In responding to appellee's assertions that Harris was not an agent of the Department, appellant has pointed to evidence that appellant would have been disciplined, presumably by the Department, for refusing to act on Harris' orders; such discipline might have included being placed in solitary confinement or losing privileges. This is affirmative evidence sufficient to create a jury issue as to
App. 571) JANUARY TERM, 1997. 577
whether Harris was, in fact, an agent of the Department.

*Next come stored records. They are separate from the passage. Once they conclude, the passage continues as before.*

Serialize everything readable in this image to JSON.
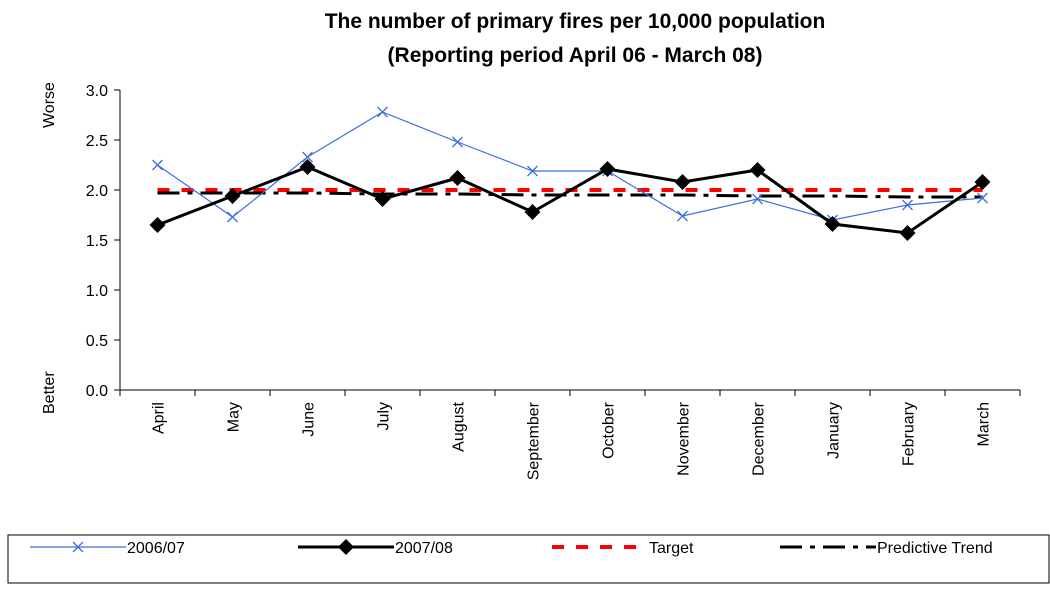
{
  "chart_data": {
    "type": "line",
    "title": "The number of primary fires per 10,000 population",
    "subtitle": "(Reporting period April 06 -  March 08)",
    "y_top_label": "Worse",
    "y_bottom_label": "Better",
    "categories": [
      "April",
      "May",
      "June",
      "July",
      "August",
      "September",
      "October",
      "November",
      "December",
      "January",
      "February",
      "March"
    ],
    "series": [
      {
        "name": "2006/07",
        "color": "#3c6ee0",
        "width": 1.2,
        "dash": "none",
        "marker": "x",
        "values": [
          2.25,
          1.73,
          2.33,
          2.78,
          2.48,
          2.19,
          2.19,
          1.74,
          1.91,
          1.7,
          1.85,
          1.92
        ]
      },
      {
        "name": "2007/08",
        "color": "#000000",
        "width": 3,
        "dash": "none",
        "marker": "diamond",
        "values": [
          1.65,
          1.94,
          2.23,
          1.91,
          2.12,
          1.78,
          2.21,
          2.08,
          2.2,
          1.66,
          1.57,
          2.08
        ]
      },
      {
        "name": "Target",
        "color": "#ff0000",
        "width": 4,
        "dash": "12 12",
        "marker": null,
        "values": [
          2.0,
          2.0,
          2.0,
          2.0,
          2.0,
          2.0,
          2.0,
          2.0,
          2.0,
          2.0,
          2.0,
          2.0
        ]
      },
      {
        "name": "Predictive Trend",
        "color": "#000000",
        "width": 3,
        "dash": "22 8 5 8",
        "marker": null,
        "values": [
          1.97,
          1.97,
          1.97,
          1.96,
          1.96,
          1.95,
          1.95,
          1.95,
          1.94,
          1.94,
          1.93,
          1.93
        ]
      }
    ],
    "ylim": [
      0,
      3
    ],
    "yticks": [
      {
        "value": 0,
        "label": "0.0"
      },
      0.5,
      {
        "value": 1,
        "label": "1.0"
      },
      1.5,
      {
        "value": 2,
        "label": "2.0"
      },
      2.5,
      {
        "value": 3,
        "label": "3.0"
      }
    ],
    "grid": false,
    "legend": "bottom"
  }
}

However, in granting the summary judgment for the Department, the trial court mistakenly relied on this Court's holding in Shivers v. Barton & Ludwig, Inc., 164 Ga. App. 490
, 491 (296 SE2d 749
) (1982), which states that "where the only evidence that a person is an agent of another party is the mere assumption that such agency existed, or an inference drawn from the actions of that person that he was an agent of another party, such evidence has no probative value and is insufficient to authorize a finding that such an agency exists. [Cits.]" Shivers, supra, involved a transaction where the injured third parties were voluntary actors entering into a transaction with the apparent agent of a specific, intended party. Further, at issue in Shivers, supra, was whether the purported agent's statements or actions, without additional evidence, are sufficient to create an agency.

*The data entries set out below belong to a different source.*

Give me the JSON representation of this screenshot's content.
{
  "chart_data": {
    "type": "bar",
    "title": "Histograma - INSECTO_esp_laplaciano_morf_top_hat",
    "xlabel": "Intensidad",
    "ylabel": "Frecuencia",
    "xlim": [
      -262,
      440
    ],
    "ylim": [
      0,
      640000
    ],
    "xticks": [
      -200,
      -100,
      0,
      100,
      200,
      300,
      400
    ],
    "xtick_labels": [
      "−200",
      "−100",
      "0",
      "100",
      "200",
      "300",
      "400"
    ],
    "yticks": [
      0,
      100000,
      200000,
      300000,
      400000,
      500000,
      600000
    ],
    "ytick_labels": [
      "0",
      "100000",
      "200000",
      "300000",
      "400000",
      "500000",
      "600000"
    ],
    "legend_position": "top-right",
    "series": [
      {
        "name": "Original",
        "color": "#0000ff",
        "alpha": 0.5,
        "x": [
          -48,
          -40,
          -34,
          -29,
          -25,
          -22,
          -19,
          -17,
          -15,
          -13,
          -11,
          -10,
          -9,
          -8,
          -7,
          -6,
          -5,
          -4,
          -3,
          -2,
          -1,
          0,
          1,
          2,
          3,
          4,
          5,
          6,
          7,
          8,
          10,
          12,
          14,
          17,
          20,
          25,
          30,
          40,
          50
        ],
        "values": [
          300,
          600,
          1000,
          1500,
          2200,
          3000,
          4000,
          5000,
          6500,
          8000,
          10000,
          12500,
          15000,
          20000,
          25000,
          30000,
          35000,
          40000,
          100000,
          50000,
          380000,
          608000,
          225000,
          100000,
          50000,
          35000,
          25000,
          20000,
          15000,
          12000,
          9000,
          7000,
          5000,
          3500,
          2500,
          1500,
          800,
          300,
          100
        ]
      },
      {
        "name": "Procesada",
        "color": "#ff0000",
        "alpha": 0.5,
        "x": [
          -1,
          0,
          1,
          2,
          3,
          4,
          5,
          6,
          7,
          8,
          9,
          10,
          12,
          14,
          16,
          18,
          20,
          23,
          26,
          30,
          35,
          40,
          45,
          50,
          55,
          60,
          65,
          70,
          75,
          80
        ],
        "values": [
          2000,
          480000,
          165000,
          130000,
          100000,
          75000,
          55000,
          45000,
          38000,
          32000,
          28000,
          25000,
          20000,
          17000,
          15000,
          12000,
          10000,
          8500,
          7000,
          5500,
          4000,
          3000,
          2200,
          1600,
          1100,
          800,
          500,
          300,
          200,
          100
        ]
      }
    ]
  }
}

The case sub judice, in contrast, involves an appellant who was an unwilling actor, a prisoner that was subject to discipline if he did not follow the directions of his guard, Harris. Further, it was the Department, not Harris, that created the perception that Harris was, indeed, a guard working on behalf of the state by assigning appellant to the Athens-Clarke County facility and allowing appellant, while in custody, to be subjected to work on a road maintenance crew.

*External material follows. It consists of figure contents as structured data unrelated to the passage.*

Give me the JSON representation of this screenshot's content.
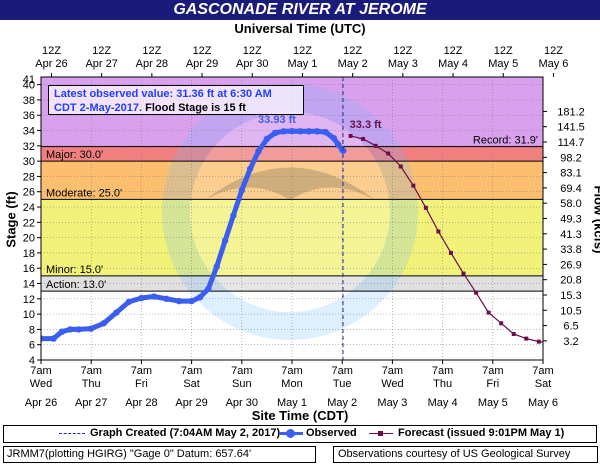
{
  "title": "GASCONADE RIVER AT JEROME",
  "top_axis_title": "Universal Time (UTC)",
  "bottom_axis_title": "Site Time (CDT)",
  "left_axis_title": "Stage (ft)",
  "right_axis_title": "Flow (kcfs)",
  "callout": {
    "line1": "Latest observed value: 31.36 ft at 6:30 AM",
    "line2_blue": "CDT 2-May-2017.",
    "line2_black": " Flood Stage is 15 ft"
  },
  "legend": {
    "graph_created": "Graph Created (7:04AM May 2, 2017)",
    "observed": "Observed",
    "forecast": "Forecast (issued 9:01PM May 1)"
  },
  "footer": {
    "left": "JRMM7(plotting HGIRG) \"Gage 0\" Datum:  657.64'",
    "right": "Observations courtesy of US Geological Survey"
  },
  "colors": {
    "record": "#d9a0ee",
    "major": "#f08080",
    "moderate": "#fbbf6f",
    "minor": "#f2f27a",
    "observed": "#3a5ff0",
    "forecast": "#6b0d4e",
    "title_bar": "#1a1a7a"
  },
  "chart_data": {
    "type": "line",
    "ylim": [
      4,
      41
    ],
    "y_ticks": [
      4,
      6,
      8,
      10,
      12,
      14,
      16,
      18,
      20,
      22,
      24,
      26,
      28,
      30,
      32,
      34,
      36,
      38,
      40
    ],
    "y_tick_labels": [
      "4",
      "6",
      "8",
      "10",
      "12",
      "14",
      "16",
      "18",
      "20",
      "22",
      "24",
      "26",
      "28",
      "30",
      "32",
      "34",
      "36",
      "38",
      "40"
    ],
    "x_range_hours": [
      0,
      240
    ],
    "bottom_ticks": [
      {
        "line1": "7am",
        "line2": "Wed",
        "line3": "Apr 26"
      },
      {
        "line1": "7am",
        "line2": "Thu",
        "line3": "Apr 27"
      },
      {
        "line1": "7am",
        "line2": "Fri",
        "line3": "Apr 28"
      },
      {
        "line1": "7am",
        "line2": "Sat",
        "line3": "Apr 29"
      },
      {
        "line1": "7am",
        "line2": "Sun",
        "line3": "Apr 30"
      },
      {
        "line1": "7am",
        "line2": "Mon",
        "line3": "May 1"
      },
      {
        "line1": "7am",
        "line2": "Tue",
        "line3": "May 2"
      },
      {
        "line1": "7am",
        "line2": "Wed",
        "line3": "May 3"
      },
      {
        "line1": "7am",
        "line2": "Thu",
        "line3": "May 4"
      },
      {
        "line1": "7am",
        "line2": "Fri",
        "line3": "May 5"
      },
      {
        "line1": "7am",
        "line2": "Sat",
        "line3": "May 6"
      }
    ],
    "top_ticks": [
      {
        "line1": "12Z",
        "line2": "Apr 26"
      },
      {
        "line1": "12Z",
        "line2": "Apr 27"
      },
      {
        "line1": "12Z",
        "line2": "Apr 28"
      },
      {
        "line1": "12Z",
        "line2": "Apr 29"
      },
      {
        "line1": "12Z",
        "line2": "Apr 30"
      },
      {
        "line1": "12Z",
        "line2": "May 1"
      },
      {
        "line1": "12Z",
        "line2": "May 2"
      },
      {
        "line1": "12Z",
        "line2": "May 3"
      },
      {
        "line1": "12Z",
        "line2": "May 4"
      },
      {
        "line1": "12Z",
        "line2": "May 5"
      },
      {
        "line1": "12Z",
        "line2": "May 6"
      }
    ],
    "flow_ticks": [
      {
        "stage": 6.5,
        "label": "3.2"
      },
      {
        "stage": 8.5,
        "label": "6.5"
      },
      {
        "stage": 10.5,
        "label": "10.5"
      },
      {
        "stage": 12.5,
        "label": "15.3"
      },
      {
        "stage": 14.5,
        "label": "20.8"
      },
      {
        "stage": 16.5,
        "label": "26.9"
      },
      {
        "stage": 18.5,
        "label": "33.8"
      },
      {
        "stage": 20.5,
        "label": "41.3"
      },
      {
        "stage": 22.5,
        "label": "49.3"
      },
      {
        "stage": 24.5,
        "label": "58.0"
      },
      {
        "stage": 26.5,
        "label": "69.4"
      },
      {
        "stage": 28.5,
        "label": "83.1"
      },
      {
        "stage": 30.5,
        "label": "98.2"
      },
      {
        "stage": 32.5,
        "label": "114.7"
      },
      {
        "stage": 34.5,
        "label": "141.5"
      },
      {
        "stage": 36.5,
        "label": "181.2"
      }
    ],
    "flood_categories": [
      {
        "name": "Action",
        "label": "Action: 13.0'",
        "stage": 13.0,
        "color": "#e0e0e0"
      },
      {
        "name": "Minor",
        "label": "Minor: 15.0'",
        "stage": 15.0,
        "color": "#f2f27a"
      },
      {
        "name": "Moderate",
        "label": "Moderate: 25.0'",
        "stage": 25.0,
        "color": "#fbbf6f"
      },
      {
        "name": "Major",
        "label": "Major: 30.0'",
        "stage": 30.0,
        "color": "#f08080"
      },
      {
        "name": "Record",
        "label": "Record: 31.9'",
        "stage": 31.9,
        "color": "#d9a0ee"
      }
    ],
    "series": [
      {
        "name": "Observed",
        "color": "#3a5ff0",
        "x_hours": [
          0,
          6,
          10,
          14,
          18,
          24,
          30,
          36,
          42,
          48,
          54,
          60,
          66,
          72,
          76,
          80,
          84,
          88,
          92,
          96,
          100,
          104,
          108,
          112,
          116,
          120,
          124,
          128,
          132,
          136,
          140,
          142,
          144,
          144.5
        ],
        "y": [
          6.8,
          6.8,
          7.7,
          8.0,
          8.0,
          8.1,
          8.8,
          10.2,
          11.6,
          12.1,
          12.3,
          12.0,
          11.7,
          11.7,
          12.2,
          13.3,
          16.2,
          19.6,
          22.9,
          26.2,
          29.0,
          31.3,
          32.9,
          33.7,
          33.9,
          33.93,
          33.9,
          33.9,
          33.9,
          33.8,
          33.0,
          32.2,
          31.5,
          31.36
        ]
      },
      {
        "name": "Forecast",
        "color": "#6b0d4e",
        "x_hours": [
          148,
          154,
          160,
          166,
          172,
          178,
          184,
          190,
          196,
          202,
          208,
          214,
          220,
          226,
          232,
          238,
          244
        ],
        "y": [
          33.3,
          32.9,
          32.0,
          31.0,
          29.3,
          26.8,
          23.9,
          20.8,
          18.0,
          15.3,
          12.8,
          10.2,
          8.8,
          7.4,
          6.8,
          6.4,
          6.2
        ]
      }
    ],
    "annotations": [
      {
        "text": "33.93 ft",
        "x_hours": 120,
        "y": 33.93
      },
      {
        "text": "33.3 ft",
        "x_hours": 148,
        "y": 33.3
      }
    ]
  }
}
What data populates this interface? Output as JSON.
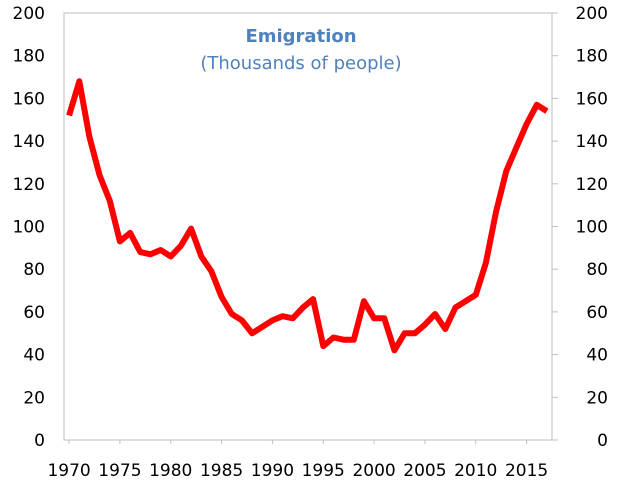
{
  "chart_data": {
    "type": "line",
    "title": "Emigration",
    "subtitle": "(Thousands of people)",
    "xlabel": "",
    "ylabel": "",
    "xlim": [
      1969.5,
      2017.5
    ],
    "ylim": [
      0,
      200
    ],
    "y_ticks": [
      "0",
      "20",
      "40",
      "60",
      "80",
      "100",
      "120",
      "140",
      "160",
      "180",
      "200"
    ],
    "x_ticks": [
      "1970",
      "1975",
      "1980",
      "1985",
      "1990",
      "1995",
      "2000",
      "2005",
      "2010",
      "2015"
    ],
    "secondary_y_axis": true,
    "grid": false,
    "legend": "none",
    "series": [
      {
        "color": "#ff0000",
        "x": [
          1970,
          1971,
          1972,
          1973,
          1974,
          1975,
          1976,
          1977,
          1978,
          1979,
          1980,
          1981,
          1982,
          1983,
          1984,
          1985,
          1986,
          1987,
          1988,
          1989,
          1990,
          1991,
          1992,
          1993,
          1994,
          1995,
          1996,
          1997,
          1998,
          1999,
          2000,
          2001,
          2002,
          2003,
          2004,
          2005,
          2006,
          2007,
          2008,
          2009,
          2010,
          2011,
          2012,
          2013,
          2014,
          2015,
          2016,
          2017
        ],
        "values": [
          152,
          168,
          142,
          124,
          112,
          93,
          97,
          88,
          87,
          89,
          86,
          91,
          99,
          86,
          79,
          67,
          59,
          56,
          50,
          53,
          56,
          58,
          57,
          62,
          66,
          44,
          48,
          47,
          47,
          65,
          57,
          57,
          42,
          50,
          50,
          54,
          59,
          52,
          62,
          65,
          68,
          83,
          107,
          126,
          137,
          148,
          157,
          154
        ]
      }
    ]
  }
}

Notably, it is clearly in the state's best interest for inmates to perceive road crew supervisors as guards; without such perceptions, inmates might mistakenly believe that they are free to leave the work site at will or otherwise disregard direct orders from the supervisors. By encouraging such perceptions to develop, the Department has ratified the actions of the county and, at least for summary judgment purposes, should be estopped from denying that Harris was an agent of the state when he was supervising a road crew of state prisoners.
Because appellant has presented some evidence which supports the inference that Harris was acting as an agent on behalf of the Department in his capacity as guard over the road crew, this Court holds that the issue of whether Harris was an agent or independent contractor of the Department, or both, should have been submitted to a jury.